Сны на горе - страница 14



И вот они были – а его не было.

Тогда в первый раз меня поразило, что неживые вещи переживают живых людей.

Я все время думала об этом, чтобы не думать о брате. Не произнести его имени.

И, как о чужом, составляла и рассылала по инстанциям описания – поскольку брат числился «пропавшим при невыясненных обстоятельствах».

Я описывала его родинки – возле ключицы; цвет глаз – зеленый; цвет волос – темные, курчавые; как он одевался – всегда белая рубашка. И никчемность всех этих перечислений меня обессиливала, как будто бы я хватала пустоту.


Но не рассказывать же в этих канцелярских опросниках – про море, про крики чаек, как они пролетали над нашими головами так низко, что виден был белый нежный пушок на брюшках. Как брат вложил мне в холодную после купанья руку горячий камешек на берегу и спросил:

– Что ты чувствуешь?

– Тепло, – ответила я сонно, мы загорали.

– Вот и запомни.

Господи, как я запомнила.


Однажды в шторм, когда взлетали предупредительные красные флажки и пляжники жались к стенке, похожие на нерасторопных пингвинов, мой брат встал перед волной во весь рост, красиво нырнул под нее, и долго потом его голова мелькала среди пенных гребней, на которые даже не могли спустить спасательную шлюпку.

Спасатели матерились и бегали по волнорезу, пляжники кричали бесполезные советы от стены – все покрывал грохот моря, – а я стояла по щиколотку в пене и только старалась не потерять глазами точку, которая была моими братом.

И волны мне его вернули – как тех серебряных рыб много лет спустя, – побитого о камни и волнорез, совершенно голого и почти бездыханного.

Я сама схватила его руками, а уже потом налетели спасатели и другие.


Вопреки мрачным предсказаниям отца, который предрекал брату голодное существование за его «патологическое разгильдяйство», брат никогда не знал нужды и не давал мне ее знать.

Он никогда не «трудился» – он сотворял работу, как и свою жизнь, играючи.

Он был художником, и случалось, неделями не выходил из мастерской. Но в этом не было зубовного скрежета мук творчества – одно сплошное удовольствие и баловство, если поглядеть со стороны. И хотя пот таки заливал ему глаза, он всегда смеялся за работой, и получалось, что и это просто дуракаваляние – себе в радость.

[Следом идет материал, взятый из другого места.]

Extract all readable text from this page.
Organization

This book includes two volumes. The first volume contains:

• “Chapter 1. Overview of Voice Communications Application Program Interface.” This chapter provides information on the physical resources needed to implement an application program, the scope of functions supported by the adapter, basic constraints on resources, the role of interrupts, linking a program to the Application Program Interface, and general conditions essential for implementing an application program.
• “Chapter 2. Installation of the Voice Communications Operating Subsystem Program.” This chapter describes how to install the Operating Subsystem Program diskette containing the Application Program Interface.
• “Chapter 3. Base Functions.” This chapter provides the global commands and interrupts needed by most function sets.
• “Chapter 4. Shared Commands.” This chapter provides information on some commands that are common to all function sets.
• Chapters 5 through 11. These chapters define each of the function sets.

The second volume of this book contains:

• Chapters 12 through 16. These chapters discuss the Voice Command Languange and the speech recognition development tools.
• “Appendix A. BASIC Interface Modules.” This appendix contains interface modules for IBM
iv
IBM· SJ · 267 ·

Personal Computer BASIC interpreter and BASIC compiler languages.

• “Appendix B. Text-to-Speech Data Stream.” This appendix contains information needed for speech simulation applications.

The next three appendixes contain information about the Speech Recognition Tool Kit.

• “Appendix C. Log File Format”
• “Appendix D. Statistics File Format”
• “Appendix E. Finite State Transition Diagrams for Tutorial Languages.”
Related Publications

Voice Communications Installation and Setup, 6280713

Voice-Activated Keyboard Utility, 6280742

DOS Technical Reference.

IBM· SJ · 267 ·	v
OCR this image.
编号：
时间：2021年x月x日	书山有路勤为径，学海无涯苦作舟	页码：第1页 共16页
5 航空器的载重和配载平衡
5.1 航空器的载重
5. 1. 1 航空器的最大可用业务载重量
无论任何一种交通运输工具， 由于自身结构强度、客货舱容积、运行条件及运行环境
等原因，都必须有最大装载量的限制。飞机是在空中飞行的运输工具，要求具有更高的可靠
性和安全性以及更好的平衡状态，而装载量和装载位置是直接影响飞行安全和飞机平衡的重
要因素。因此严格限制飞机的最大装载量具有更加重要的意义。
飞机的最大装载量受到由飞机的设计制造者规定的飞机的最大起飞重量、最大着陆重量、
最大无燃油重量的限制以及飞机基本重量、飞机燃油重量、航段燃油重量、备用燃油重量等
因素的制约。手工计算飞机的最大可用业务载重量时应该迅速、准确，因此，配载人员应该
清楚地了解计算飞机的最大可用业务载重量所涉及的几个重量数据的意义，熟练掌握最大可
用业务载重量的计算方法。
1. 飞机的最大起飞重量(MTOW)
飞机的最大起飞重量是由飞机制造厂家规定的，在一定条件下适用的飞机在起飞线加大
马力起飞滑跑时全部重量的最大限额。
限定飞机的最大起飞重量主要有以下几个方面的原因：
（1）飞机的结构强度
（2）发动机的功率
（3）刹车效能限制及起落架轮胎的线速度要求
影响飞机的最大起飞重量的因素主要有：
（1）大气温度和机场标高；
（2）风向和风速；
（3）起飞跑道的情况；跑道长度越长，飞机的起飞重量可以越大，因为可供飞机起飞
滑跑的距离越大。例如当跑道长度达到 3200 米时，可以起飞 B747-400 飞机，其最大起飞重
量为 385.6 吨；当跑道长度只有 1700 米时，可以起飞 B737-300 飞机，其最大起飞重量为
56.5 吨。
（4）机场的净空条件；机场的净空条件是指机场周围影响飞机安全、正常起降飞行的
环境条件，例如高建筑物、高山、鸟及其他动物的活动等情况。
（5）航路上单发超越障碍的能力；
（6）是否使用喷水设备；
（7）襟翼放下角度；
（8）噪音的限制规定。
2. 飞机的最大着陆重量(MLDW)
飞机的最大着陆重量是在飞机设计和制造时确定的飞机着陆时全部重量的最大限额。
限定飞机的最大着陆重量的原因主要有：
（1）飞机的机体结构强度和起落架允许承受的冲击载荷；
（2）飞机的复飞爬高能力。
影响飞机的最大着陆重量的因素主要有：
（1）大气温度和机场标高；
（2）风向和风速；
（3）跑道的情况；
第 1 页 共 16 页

Он был художником-керамиком и ничего лучше для себя придумать не мог. Из земли, воздуха и огня, как Бог вроде, он лепил разных фантастических зверей и не менее фантастические предметы. Придумывал он их на ходу, случалось, в кабачке на салфетке царапал что-то быстро, иногда даже на своих всегда белоснежных манжетах. Больше всего он любил делать львов и пивные кружки – жил он тогда во Львове, где это все приходилось очень кстати. Львы у него все были добродушными и веселыми.

Однажды в печи – это было как раз перед выставкой его работ в Монреале – одного льва от высоких температур разорвало на части. Недолго думая, брат склеил зверя клеем БФ2, а чтобы не видно было швов, тут же настриг из пестрого ковра шерсти и облепил ею по клею весь зад царственному зверю. Так тот и отправился в Монреаль, где был особо отмечен критиками, как плод применения в керамике новых технологий и смешения несовместных материалов.

Иногда Ан, баловства ради, в какой-нибудь сырой кувшин перед обжигом совал стеклянную только что опорожненную рюмку, она плавилась в огне причудливо, кувшин становился ни на что не похожим, сверкал боками, переливался цветами, и опять писали о новых технологиях.